Over the last couple of years, Data Centers have become a key focus on networking innovations, particularly around the broad area of Software Defined Networking (SDN). At Cisco, for nearly one year, we have been shipping our new way to build a Data Center with our Application Centric Infrastructure (ACI) solution. ACI relies on the vision of using a policy based methodology to enable network switches, services, and hypervisors to establish network connectivity among each other.
At the Open Networking User Group (ONUG), a survey reports that 3% of the networks run by ONUG members are built on open networking whereas 71% are not open at all. The assessment of any system being declared “open” is a subjective term. At Cisco we have built a foundational infrastructure in ACI, that relies on open protocols and programming constructs such as APIs, in order to provide a solution where the network becomes ‘invisible’ to the end user, and the network devices and services modules, such as firewalls, load balancers, physical and, virtual switches are automatically configured based on the end user intent.
ACI is one element of a broad portfolio of solutions for open networking at Cisco in the Data Center. The same Nexus devices that support ACI enable alternately an end user to run the usual operating system (NX-OS) which today provides today a platform for open protocols, APIs and the capability for users to run their own apps if they wish to do so.
Cisco offers many options for open networking such as the VXLAN & EVPN fabric running also on an SDN type of infrastructure. This not to say we are changing directions, but rather it’s to say that we want to give flexibility to users. All these protocols and ways to achieve a fabric buildup exist today and the multitude of technical choices with Cisco to build a Data Center fabric allows many different use cases and integration options in existing network infrastructures.

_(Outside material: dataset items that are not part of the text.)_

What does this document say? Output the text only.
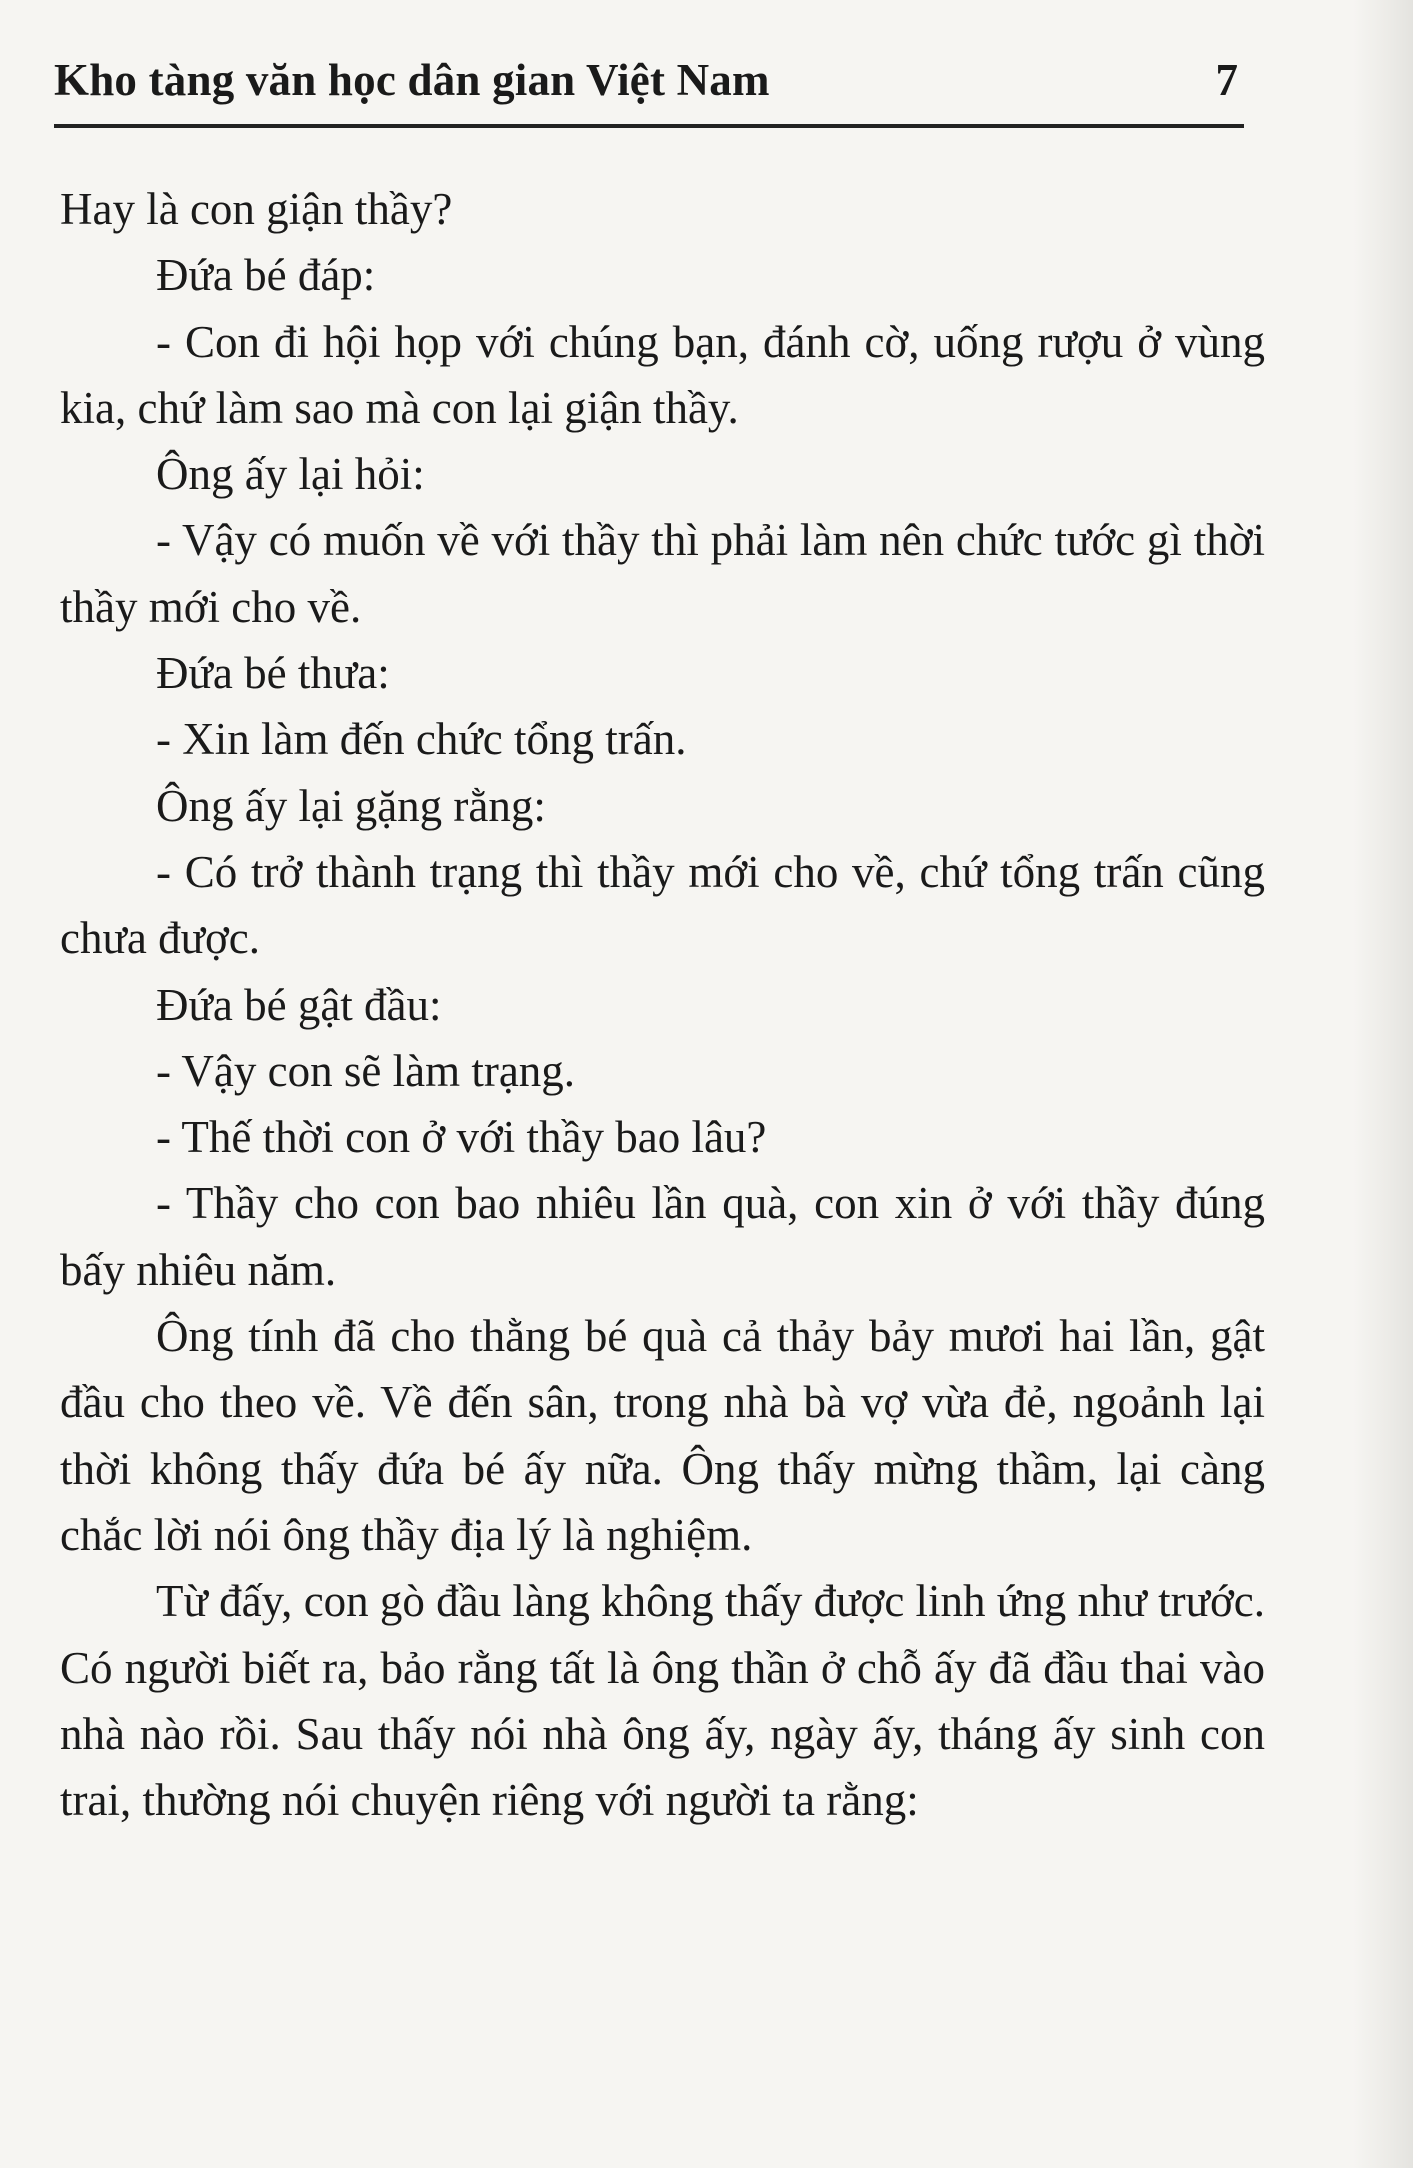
Kho tàng văn học dân gian Việt Nam	7

Hay là con giận thầy?

Đứa bé đáp:

- Con đi hội họp với chúng bạn, đánh cờ, uống rượu ở vùng kia, chứ làm sao mà con lại giận thầy.

Ông ấy lại hỏi:

- Vậy có muốn về với thầy thì phải làm nên chức tước gì thời thầy mới cho về.

Đứa bé thưa:

- Xin làm đến chức tổng trấn.

Ông ấy lại gặng rằng:

- Có trở thành trạng thì thầy mới cho về, chứ tổng trấn cũng chưa được.

Đứa bé gật đầu:

- Vậy con sẽ làm trạng.

- Thế thời con ở với thầy bao lâu?

- Thầy cho con bao nhiêu lần quà, con xin ở với thầy đúng bấy nhiêu năm.

Ông tính đã cho thằng bé quà cả thảy bảy mươi hai lần, gật đầu cho theo về. Về đến sân, trong nhà bà vợ vừa đẻ, ngoảnh lại thời không thấy đứa bé ấy nữa. Ông thấy mừng thầm, lại càng chắc lời nói ông thầy địa lý là nghiệm.

Từ đấy, con gò đầu làng không thấy được linh ứng như trước. Có người biết ra, bảo rằng tất là ông thần ở chỗ ấy đã đầu thai vào nhà nào rồi. Sau thấy nói nhà ông ấy, ngày ấy, tháng ấy sinh con trai, thường nói chuyện riêng với người ta rằng:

I am excited about our network innovation efforts alongside of ACI providing open programmability with what we now call “open NX-OS”. We have added innovations including an object model on NX-OS platforms where API’s can be used in a similar programming methodology as ACI. We expose access to the linux kernel, to the bash shell allowing users to instrument the control plane. We provide integration using YUM of third party, open source and user built custom applications in a common linux RPM packaging format on the switch itself. One example is to install the LLDP package RPM in order to use this variance of LLDP on the switch as the LLDP enabled feature. Upgrades are also possible via RPM as well as software patching which we’ve been shipping for quite some time.
Cisco ACI was a highlight this week at ONUG. ONUG published the first set of results from its Vendor Feature Verification Testing and Cisco Application Centric Infrastructure participated. We passed all the applicable top ten vendor use cases to be a verified vendor of the ONUG Virtual Network Overlays Working Group. If you look across the ten criteria identified by the ONUG working group, you see a number of places where ACI stands out from alternatives in the market.
- By bringing together the physical and virtual environment, Cisco ACI was the only solution that allow ACI users to run whichever hypervisors they decide, integrate physical servers, as well as Docker based containers – all simultaneously.
- They can also integrate, seamlessly configure, and operate service chaining for L4-L7 devices (load balancers, firewalls etc.).
- ACI users enjoy a rich level of overlay network monitoring with atomic counters, health scores, statistics and alerts. By mapping physical health score and fault information to virtual networks or application groups, Cisco ACI allows users to immediately trouble shoot across the physical underlay and overlay environment.